In this way, he worked out the value at Rs.395/- per share. The AO noted that since the assessee adopted fair market value at Rs.900 per share, he computed excess amount of Rs.505/- per share and added it u/s.56(2)(viib) of the Act resulting into an addition of Rs.1,23,75,530/-. The ld. CIT(A) affirmed the addition, against which the assessee has come up in appeal before the Tribunal.
Having heard the rival submissions and gone through the relevant material on record, it is seen that the assessee valued the shares under DCF method at Rs.1,024/- per share. The calculation of Rs.1,024/- per share has been given in the report of the Chartered Accountant from page 86 onwards. Page 89 gives the figures of projections, which constitute the basis of valuation, for the years ending 31-03-2015 to 31-03-2019 at Rs.109.79 crore, Rs.135.20 crore, Rs.143.88 crore, Rs.170.38 crore and Rs.174.66 crore. As against the above projections, the actual revenue of the assessee for these years is Rs.109.68 crore, Rs.146.77 crore, Rs.140.50 crore, Rs.181.74 crore and Rs.212.58 crore. This shows that the assessee, while determining the fair value of share at Rs.1024/-, projected the figures of revenue rather on a conservative side. The AO has simply discarded the assessee’s method of valuation under the DCF without pointing out any mistake therein and proceeded with the NAV method determining value at Rs.395/- per share.
At this stage, a useful reference can be made to the judgment of the Hon’ble jurisdictional High Court in Vodafone M-Pesa Limited Vs. PCIT (2018) 256 Taxman 240 (Bom.). In that case, the AO raised the demand by changing method of valuation of shares issued at premium from the Discounted Cash Flow to Net Asset Value (NAV) method. The Hon’ble High Court, ruling in favour of the assessee, held that “the AO is undoubtedly entitled to scrutinize the valuation report and determine a fresh valuation either by himself or by calling for a final determination from an independent valuer to confront the petitioner. However, the basis has to be the Discounted Cash Flow method and it is not open to him to change the method of valuation which has been opted for by the assessee”.
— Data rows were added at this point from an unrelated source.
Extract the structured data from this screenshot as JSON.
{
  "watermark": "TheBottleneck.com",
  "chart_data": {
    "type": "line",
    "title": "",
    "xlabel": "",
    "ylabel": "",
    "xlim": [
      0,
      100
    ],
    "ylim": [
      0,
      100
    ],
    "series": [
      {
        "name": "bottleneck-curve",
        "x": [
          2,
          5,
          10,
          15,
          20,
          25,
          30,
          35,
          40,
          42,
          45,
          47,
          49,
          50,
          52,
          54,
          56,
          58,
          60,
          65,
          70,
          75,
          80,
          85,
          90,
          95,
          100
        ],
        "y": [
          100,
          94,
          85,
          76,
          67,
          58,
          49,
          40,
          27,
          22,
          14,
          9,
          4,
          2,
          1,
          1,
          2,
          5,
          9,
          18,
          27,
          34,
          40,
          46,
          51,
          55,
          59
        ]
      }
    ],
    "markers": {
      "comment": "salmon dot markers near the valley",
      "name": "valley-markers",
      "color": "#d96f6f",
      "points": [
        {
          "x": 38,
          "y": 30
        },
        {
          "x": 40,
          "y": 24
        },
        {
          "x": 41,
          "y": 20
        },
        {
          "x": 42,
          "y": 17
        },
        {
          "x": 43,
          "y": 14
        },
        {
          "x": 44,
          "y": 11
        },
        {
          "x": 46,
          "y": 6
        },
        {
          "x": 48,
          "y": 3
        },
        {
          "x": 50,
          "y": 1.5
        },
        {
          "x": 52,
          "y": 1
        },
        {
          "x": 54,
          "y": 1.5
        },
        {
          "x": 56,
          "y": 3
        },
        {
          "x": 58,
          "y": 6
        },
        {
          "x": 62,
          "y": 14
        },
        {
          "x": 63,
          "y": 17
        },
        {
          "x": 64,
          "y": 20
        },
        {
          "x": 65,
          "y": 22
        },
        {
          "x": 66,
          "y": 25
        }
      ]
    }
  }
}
Adverting to the facts of the instant case, it is seen that the assessee adopted the DCF method and determined the value of share at Rs.1,024/-. As against that, the shares were issued only at premium of Rs.900/-. Since the AO has not found out any flaw in the calculation done by the Valuer under the DCF method, which is rather on a conservative side, it is held that the same has to be accepted. We, therefore, overturn the view taken by the ld. CIT(A) on this score and order to delete the addition.
In the result, the appeal is allowed. Order pronounced in the Open Court on 21st November, 2022.